Peter Bichsel non plus, je ne le connaissais pas. Ses Histoires enfantines, il a fallu qu’on me les lise, à voix haute, comme à un enfant, pour que je m’y convertisse. Dès lors, je suis entré dans le cercle réduit des zélateurs de cet étonnant recueil, parmi des étudiants d’origine suisse, des habitués du club des poètes, rue de Bourgogne à Paris, et quelques originaux perdus dans les campagnes.
C’est un livre qui est longtemps resté introuvable, épuisé dit-on… Pourtant aucune hémorragie n’avait vidé ses pages de leur sens et de leur non-sens, de leur drôlerie et de leur tristesse.
Il n’est pas exclu que les enfants prennent du plaisir à ces Kindergeschichten, mais leur candeur me paraît plus adaptée à une lecture d’adulte. Ils jouent au jeu par excellence, porter un regard étranger, un regard parfois froid, parfois tendre, mais résolument de biais, sur nos existences.
En témoignent les titres des sept récits méditatifs :
— La terre est ronde,
— Une table est une table,
— L’Amérique n’existe pas,
— L’inventeur,
— L’homme qui avait de la mémoire,
— Vous avez le bonjour de Yodok,
— L’homme qui ne voulait plus rien savoir.
C’est un grand-père hypothétique dont le langage et les souvenirs sont envahis par un nom, par un mot, de plus en plus obsédant au point qu’il finit par remplacer tous les autres. Ou bien, c’est le récit d’un mensonge sans conviction, une affaire de commodité ou de politesse, qui finit par persuader le monde de l’existence de l’Amérique, et encore l’histoire d’un homme qui veut faire le tour du monde en partant très exactement de chez lui, celle d’un inventeur voué à inventer des machines qui existent déjà.
De courts récits, drôles, acides, très distinctement traduits. Une fois qu’on les a lus, on a l’impression de les avoir toujours connus.
J’ai lu un autre livre de Peter Bichsel, j’en ai tout oublié, sauf le décor, alpin ou suisse.

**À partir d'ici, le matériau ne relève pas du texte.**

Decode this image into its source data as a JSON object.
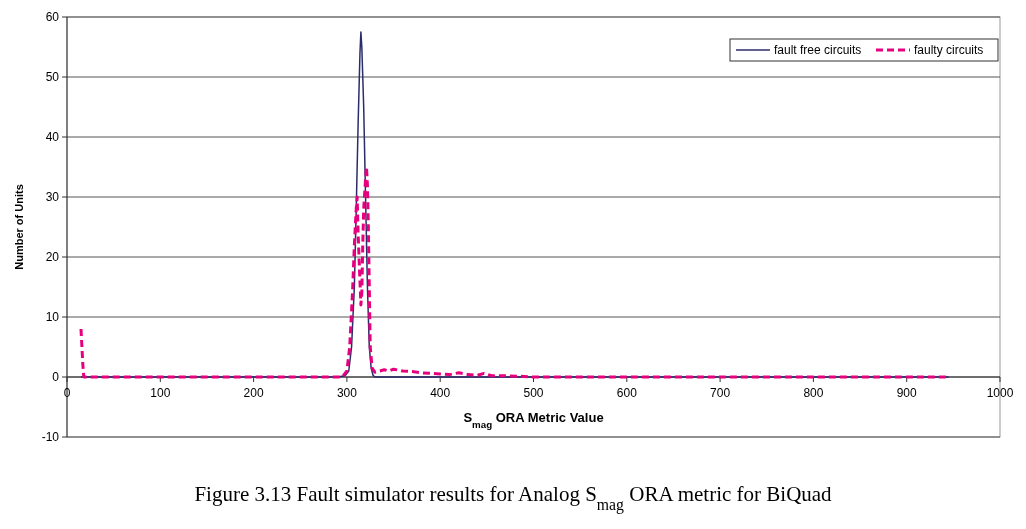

Je ressens parfois une véritable panique, à l’idée que certains n’écriront jamais qu’un bon livre, qu’ils entourent inutilement de tomes superflus. Je ne sais pas si c’est son cas, si c’est le mien. Les Histoires enfantines avaient été publiées par les éditions Gallimard, et ont été heureusement rééditées par Le Nouvel Attila.
Article originellement paru dans Kwak, revue disparue de feue les éditions du Panama.